After the Uri and Pulwama attacks, they promised the nation that “blood and water cannot flow together,” referring to the Indus Waters Treaty. They suspended bilateral cricket ties with Pakistan years ago, citing terror as the reason. Where, then, is the consistency? Where is the muscular nationalism that was supposedly the hallmark of Prime Minister Narendra Modi’s India? The participation in the Asian Cup is especially hurtful because it is not some minnow in world cricket, forced to bow to tournament rules out of weakness (though even if that were the situation, non-participation would have been an honourable exit). India is the superpower of the cricketing world. The BCCI is the richest, most influential cricketing board on the planet. Without India’s participation, both the ICC and the ACC would collapse. Broadcasters, sponsors, and advertisers all know this. It is Indian eyeballs that drive revenues, the country’s fans who turn games into global spectacles, and our money that sustains the cricketing economy. If India had taken a principled stand, refused to play Pakistan and demanded that the world isolate the terrorist state, the cricketing establishment would have had no option but to listen. Instead, India meekly played along, proving once again that when commercial interests clash with national honour, it is the latter that gets sacrificed.

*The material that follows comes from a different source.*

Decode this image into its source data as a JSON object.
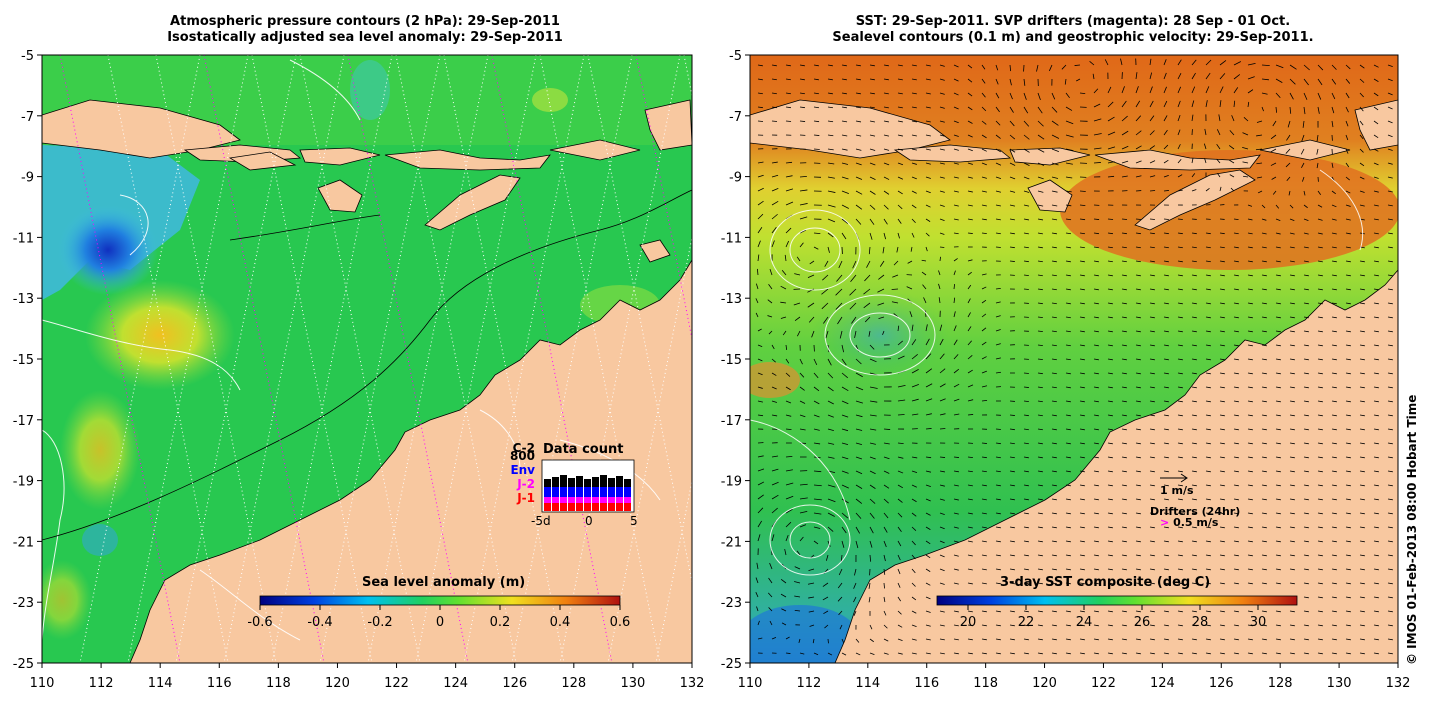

By participation in such tournaments, India lends Pakistan exactly what it craves for: legitimacy. Cricket is not just a sport in the subcontinent; it is a vehicle of soft power, a showcase of national identity. For Pakistan, whose image in the world is scarred by extremism, political instability, and economic collapse, a match against India is more than a game—it is a statement that they remain part of the club, that despite their sponsorship of terror, they can still sit across the table from India on the cricket field. Why should we grant them this legitimacy? Why should we, of all nations, provide them with the oxygen of relevance? The Indian government and the BJP had a chance to demonstrate that they stand firm against terrorism in every sphere, even the glamorous world of cricket. Instead, both chose the easy way out, exposing the gap between rhetoric and reality.